Long life and Happiness: Vote ‘Yes’ for Gay Marriage

Wednesday, 29 April 2015 11:31

The main argument against gay marriage made by people like Breda O’Brien of the Iona Institute seems to be that there is a spiritual interdependence between different kinds of marriages - something like karma. If a gay person gets married then it sets some sort of rot, a blight, a fungal infection on every marriage in the country. This does not seem to apply to other kinds of marriages. For example, if a husband beats his wife (a bad marriage by any standard) it doesn’t seem to affect the spiritual status of an O’Brien-style marriage. It seems therefore, that only gay marriages are really bad. Or, more accurately, that only gay marriages are capable of polluting all our marriages.

Breda O’Brien, it seems, has been married a long time (bless her cotton socks) and if gay people can get married all that long struggle will have been in vain. Her own marriage will feel like a sham.

I too have been married a long time, longer than O’Brien even. It is, I admit, a peculiar and, in many ways, an unpleasant institution originally designed to regulate the ownership of property (‘all my worldly goods’) and with a history of the enslavement of women (‘love honour and obey’). In many ways the world would be a better place without it. On the other hand, we have been very happy and our relationship has, I hope, been a mutually supportive one. I don’t think we needed the apparatus of legal marriage to make that happen, but that’s the way it has been for us. I am conscious that people marry every day and I wish them all long life and happiness. I do not feel that their marriage enlarges or diminishes mine. Nor to do I prescribe it for anyone else.

I like weddings. For the most part, a wedding is an occasion when friends, enemies and members of ones family come together in happiness to wish well to someone else. In this world that unity is something rare. But it is the better part of us, the hopeful part, the loving, affectionate, gentle part of us that raises a glass to the newly wed couple.

Why should we not extend this generosity to everyone? What spiteful incubus settles on people like Breda O’Brien when they encounter a couple who do not conform to the shape of her own marriage?

For too long the Roman Catholic Church and its outriders (the Knights of Columbanus, SPUC, Youth Defence, Opus Dei, The Iona Institute) have been policing the lives of Irish people. Just remember, these are the people who brought you the Magdalene Laundries and the Industrial Schools, who opposed the most progressive legislation (the Mother and Child Scheme was to bring free health care to mothers and children), who seized control of the education system when even the British government wanted to keep the schools open to every religion, who prevented the introduction of contraception for years, who opposed divorce legislation, who struggled to keep homosexuality as a crime, who opposed trade unions, who condemned the struggle for independence, who rationed out charity to the ‘good catholics’, who sheltered and protected child-abusers and forgave them, and who organised themselves to frustrate enquiries and criminal proceedings to prosecute the abusers.

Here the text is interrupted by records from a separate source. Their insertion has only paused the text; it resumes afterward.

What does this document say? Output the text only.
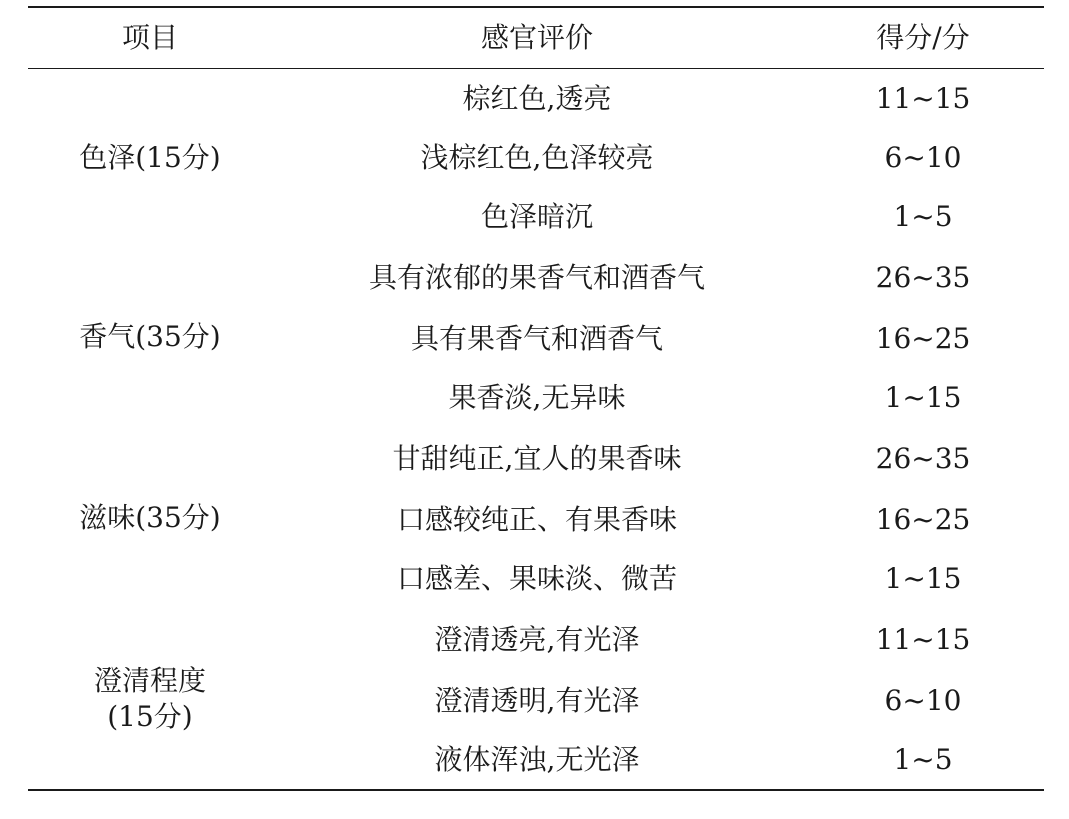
项目	感官评价	得分/分

色泽(15分)	棕红色,透亮	11~15
	浅棕红色,色泽较亮	6~10
	色泽暗沉	1~5
香气(35分)	具有浓郁的果香气和酒香气	26~35
	具有果香气和酒香气	16~25
	果香淡,无异味	1~15
滋味(35分)	甘甜纯正,宜人的果香味	26~35
	口感较纯正、有果香味	16~25
	口感差、果味淡、微苦	1~15

澄清程度
(15分)	澄清透亮,有光泽	11~15
	澄清透明,有光泽	6~10
	液体浑浊,无光泽	1~5
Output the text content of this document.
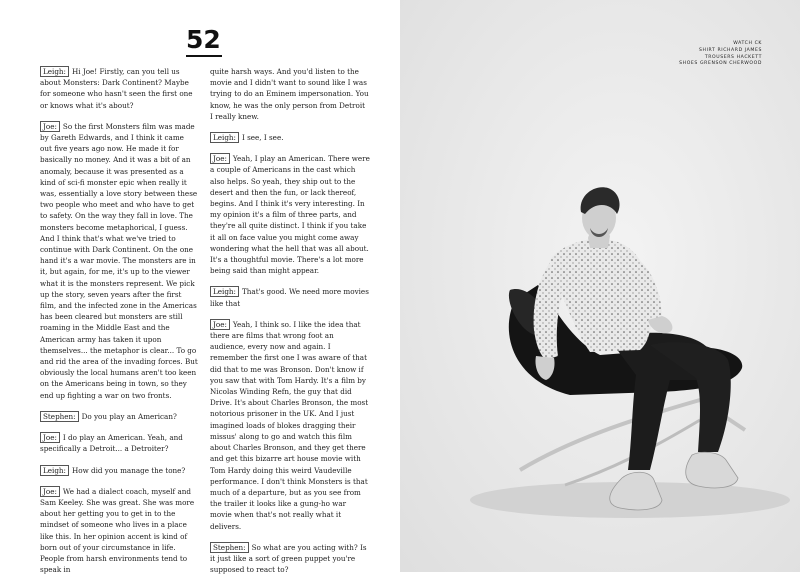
52

Leigh: Hi Joe! Firstly, can you tell us about Monsters: Dark Continent? Maybe for someone who hasn't seen the first one or knows what it's about?

Joe: So the first Monsters film was made by Gareth Edwards, and I think it came out five years ago now. He made it for basically no money. And it was a bit of an anomaly, because it was presented as a kind of sci-fi monster epic when really it was, essentially a love story between these two people who meet and who have to get to safety. On the way they fall in love. The monsters become metaphorical, I guess. And I think that's what we've tried to continue with Dark Continent. On the one hand it's a war movie. The monsters are in it, but again, for me, it's up to the viewer what it is the monsters represent. We pick up the story, seven years after the first film, and the infected zone in the Americas has been cleared but monsters are still roaming in the Middle East and the American army has taken it upon themselves... the metaphor is clear... To go and rid the area of the invading forces. But obviously the local humans aren't too keen on the Americans being in town, so they end up fighting a war on two fronts.

Stephen: Do you play an American?

Joe: I do play an American. Yeah, and specifically a Detroit... a Detroiter?

Leigh: How did you manage the tone?

Joe: We had a dialect coach, myself and Sam Keeley. She was great. She was more about her getting you to get in to the mindset of someone who lives in a place like this. In her opinion accent is kind of born out of your circumstance in life. People from harsh environments tend to speak in

quite harsh ways. And you'd listen to the movie and I didn't want to sound like I was trying to do an Eminem impersonation. You know, he was the only person from Detroit I really knew.

Leigh: I see, I see.

Joe: Yeah, I play an American. There were a couple of Americans in the cast which also helps. So yeah, they ship out to the desert and then the fun, or lack thereof, begins. And I think it's very interesting. In my opinion it's a film of three parts, and they're all quite distinct. I think if you take it all on face value you might come away wondering what the hell that was all about. It's a thoughtful movie. There's a lot more being said than might appear.

Leigh: That's good. We need more movies like that

Joe: Yeah, I think so. I like the idea that there are films that wrong foot an audience, every now and again. I remember the first one I was aware of that did that to me was Bronson. Don't know if you saw that with Tom Hardy. It's a film by Nicolas Winding Refn, the guy that did Drive. It's about Charles Bronson, the most notorious prisoner in the UK. And I just imagined loads of blokes dragging their missus' along to go and watch this film about Charles Bronson, and they get there and get this bizarre art house movie with Tom Hardy doing this weird Vaudeville performance. I don't think Monsters is that much of a departure, but as you see from the trailer it looks like a gung-ho war movie when that's not really what it delivers.

Stephen: So what are you acting with? Is it just like a sort of green puppet you're supposed to react to?

WATCH CK
SHIRT RICHARD JAMES
TROUSERS HACKETT
SHOES GRENSON CHERWOOD
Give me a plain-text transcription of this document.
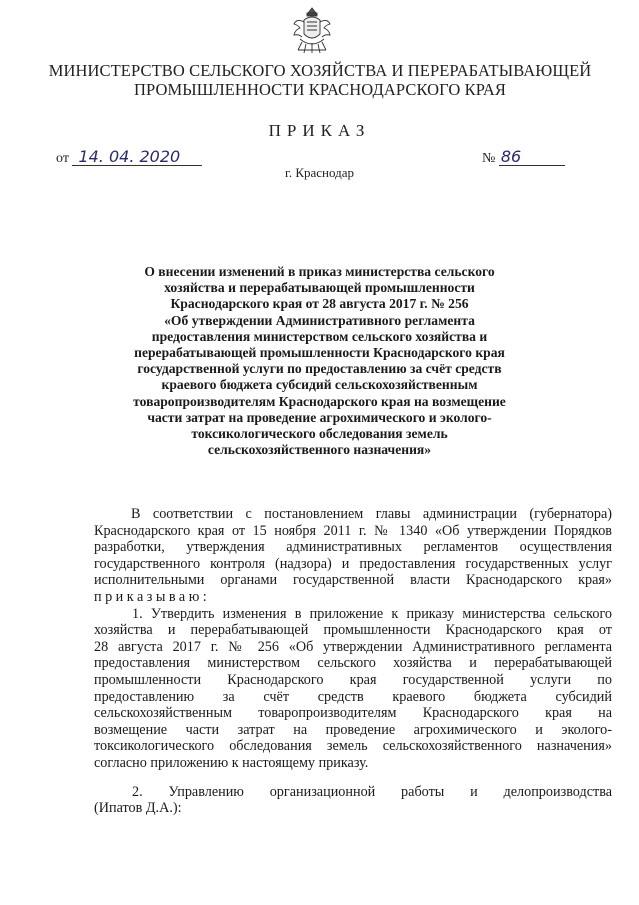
МИНИСТЕРСТВО СЕЛЬСКОГО ХОЗЯЙСТВА И ПЕРЕРАБАТЫВАЮЩЕЙ
ПРОМЫШЛЕННОСТИ КРАСНОДАРСКОГО КРАЯ
ПРИКАЗ
от 14. 04. 2020	№ 86
г. Краснодар
О внесении изменений в приказ министерства сельского
хозяйства и перерабатывающей промышленности
Краснодарского края от 28 августа 2017 г. № 256
«Об утверждении Административного регламента
предоставления министерством сельского хозяйства и
перерабатывающей промышленности Краснодарского края
государственной услуги по предоставлению за счёт средств
краевого бюджета субсидий сельскохозяйственным
товаропроизводителям Краснодарского края на возмещение
части затрат на проведение агрохимического и эколого-
токсикологического обследования земель
сельскохозяйственного назначения»
В соответствии с постановлением главы администрации (губернатора)
Краснодарского края от 15 ноября 2011 г. № 1340 «Об утверждении Порядков
разработки, утверждения административных регламентов осуществления
государственного контроля (надзора) и предоставления государственных услуг
исполнительными органами государственной власти Краснодарского края»
приказываю:
1. Утвердить изменения в приложение к приказу министерства сельского
хозяйства и перерабатывающей промышленности Краснодарского края от
28 августа 2017 г. № 256 «Об утверждении Административного регламента
предоставления министерством сельского хозяйства и перерабатывающей
промышленности Краснодарского края государственной услуги по
предоставлению за счёт средств краевого бюджета субсидий
сельскохозяйственным товаропроизводителям Краснодарского края на
возмещение части затрат на проведение агрохимического и эколого-
токсикологического обследования земель сельскохозяйственного назначения»
согласно приложению к настоящему приказу.
2. Управлению организационной работы и делопроизводства
(Ипатов Д.А.):
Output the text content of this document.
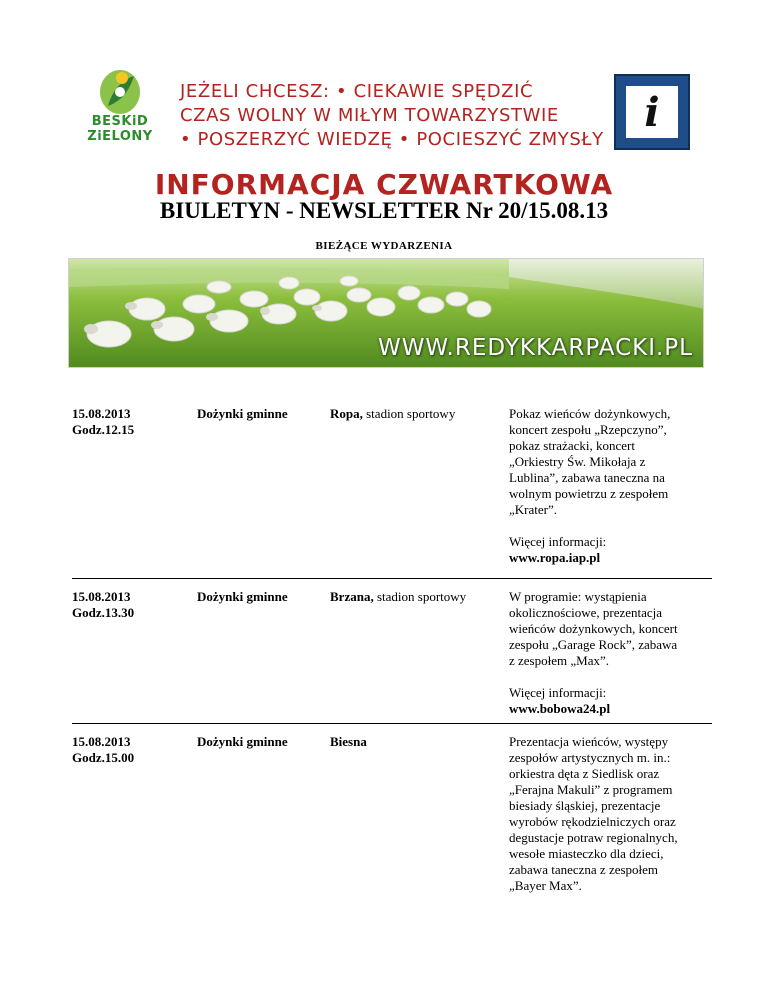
BESKiD
ZiELONY
JEŻELI CHCESZ: • CIEKAWIE SPĘDZIĆ
CZAS WOLNY W MIŁYM TOWARZYSTWIE
• POSZERZYĆ WIEDZĘ • POCIESZYĆ ZMYSŁY
i
INFORMACJA CZWARTKOWA
BIULETYN - NEWSLETTER Nr 20/15.08.13
BIEŻĄCE WYDARZENIA
WWW.REDYKKARPACKI.PL
15.08.2013
Godz.12.15
Dożynki gminne	Ropa, stadion sportowy	Pokaz wieńców dożynkowych,
koncert zespołu „Rzepczyno”,
pokaz strażacki, koncert
„Orkiestry Św. Mikołaja z
Lublina”, zabawa taneczna na
wolnym powietrzu z zespołem
„Krater”.
Więcej informacji:
www.ropa.iap.pl
15.08.2013
Godz.13.30
Dożynki gminne	Brzana, stadion sportowy	W programie: wystąpienia
okolicznościowe, prezentacja
wieńców dożynkowych, koncert
zespołu „Garage Rock”, zabawa
z zespołem „Max”.
Więcej informacji:
www.bobowa24.pl
15.08.2013
Godz.15.00
Dożynki gminne	Biesna	Prezentacja wieńców, występy
zespołów artystycznych m. in.:
orkiestra dęta z Siedlisk oraz
„Ferajna Makuli” z programem
biesiady śląskiej, prezentacje
wyrobów rękodzielniczych oraz
degustacje potraw regionalnych,
wesołe miasteczko dla dzieci,
zabawa taneczna z zespołem
„Bayer Max”.
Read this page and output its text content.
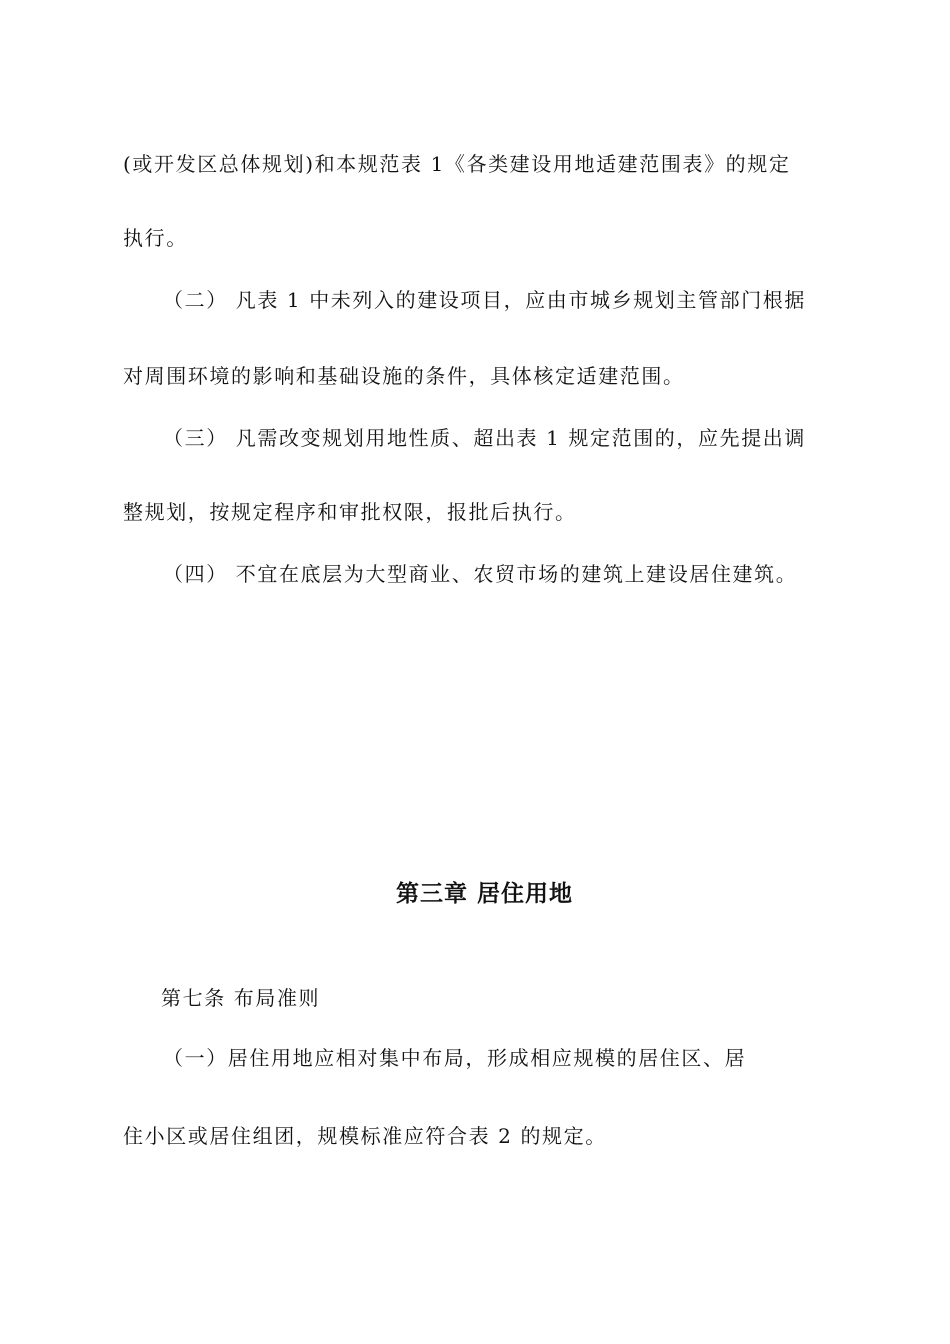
(或开发区总体规划)和本规范表 1《各类建设用地适建范围表》的规定

执行。

（二） 凡表 1 中未列入的建设项目，应由市城乡规划主管部门根据

对周围环境的影响和基础设施的条件，具体核定适建范围。

（三） 凡需改变规划用地性质、超出表 1 规定范围的，应先提出调

整规划，按规定程序和审批权限，报批后执行。

（四） 不宜在底层为大型商业、农贸市场的建筑上建设居住建筑。

第三章 居住用地

第七条 布局准则

（一）居住用地应相对集中布局，形成相应规模的居住区、居

住小区或居住组团，规模标准应符合表 2 的规定。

There is no need to even mention the worldwide church which signed friendly agreements with Hitler and Mussolini, supported fascism in Spain and South America and silenced its own members who objected to these injustices.

And they want to tell us that two young men or two young women who love each other cannot get married because they will somehow diminish our marriages? That their love, their affection, their pleasure in each other’s company, their desire to be together for life, their commitment is some kind of sin that will destroy the happiness of everyone else?

Let us not be part of this spiteful, vindictive, malign and self-centred attitude to our fellow human beings.

If love is anything it is various. Nobody knows why someone loves, we scarcely can say ourselves why we love someone. But we know we are lucky to have found it; with all its joys and all its pains it is better than loneliness. And we should wish everyone the same luck. Would you wish loneliness on a fellow human being? I know well that some people prefer to be alone. That is their decision. But for those who love each other and want to make a life together, why should we say ‘No, your marriage would make my marriage bad.’?

Dear Breda O’Brien, Dear Iona Institute, Dear no voter, what twisted spirituality makes your happiness dependent on the misery of a stranger?

Here’s what I say: Long life and happiness!

Vote yes for gay marriage in the coming referendum.